Brother Bear, Rightful King
- Pastoureau's choice of research focus was widely dismissed as childish when he took it up in the 1970s: It is children who pay attention to Mr. Fox and Mr. Bear, the French historical establishment declaimed. Adults should turn their attention to adult matters—which is to say human matters. The bear accordingly grew plush, diminutive, and migrated to the crib in the form of the teddy bear. This destination serves as the end point of Pastoureau's study, and while this chapter of the bear's social history is not nearly as interesting as its medieval incarnation (or its Paleolithic one), it does serve to illustrate how far the king of European beasts has fallen.

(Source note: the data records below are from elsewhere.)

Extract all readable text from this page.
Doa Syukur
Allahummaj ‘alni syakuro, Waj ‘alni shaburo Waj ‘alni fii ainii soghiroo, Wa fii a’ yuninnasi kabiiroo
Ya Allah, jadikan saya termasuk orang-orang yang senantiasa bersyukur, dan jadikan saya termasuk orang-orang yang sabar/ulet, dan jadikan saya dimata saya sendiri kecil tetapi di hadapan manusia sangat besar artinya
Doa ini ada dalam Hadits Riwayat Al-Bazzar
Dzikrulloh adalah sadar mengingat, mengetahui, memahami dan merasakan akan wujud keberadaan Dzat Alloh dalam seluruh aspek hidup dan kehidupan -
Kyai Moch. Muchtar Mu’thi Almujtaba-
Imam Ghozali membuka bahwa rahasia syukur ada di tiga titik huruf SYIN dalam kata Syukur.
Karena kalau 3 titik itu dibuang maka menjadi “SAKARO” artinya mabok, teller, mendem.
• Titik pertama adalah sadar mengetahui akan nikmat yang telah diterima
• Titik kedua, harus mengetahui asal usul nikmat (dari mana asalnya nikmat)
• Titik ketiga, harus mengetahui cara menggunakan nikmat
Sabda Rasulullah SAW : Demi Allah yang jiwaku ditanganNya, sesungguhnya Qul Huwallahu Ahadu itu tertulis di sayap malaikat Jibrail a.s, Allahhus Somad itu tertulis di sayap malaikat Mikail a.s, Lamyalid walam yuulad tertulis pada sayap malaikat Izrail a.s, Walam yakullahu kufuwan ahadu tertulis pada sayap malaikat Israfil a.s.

Falling, humiliation, abasement: This is the story Pastoureau wants to tell, of a creature that was, in pre-Christian Europe, an exalted double of the human warrior; that in the high Middle Ages was displaced by the lion as the king of beasts; and that by the modern period was best known as a broken, muzzled circus curiosity. By the 14th century, the bear would be "forced to obey not saints or heroes but a mere jongleur or a vulgar animal showman with a monkey on his shoulders or hares popping out of his clothing." Yet throughout its fall into dishonor, Pastoureau believes, the bear remained one of us: Even when it is abased, we see not some poor creature; we see what could easily be our own fate as well.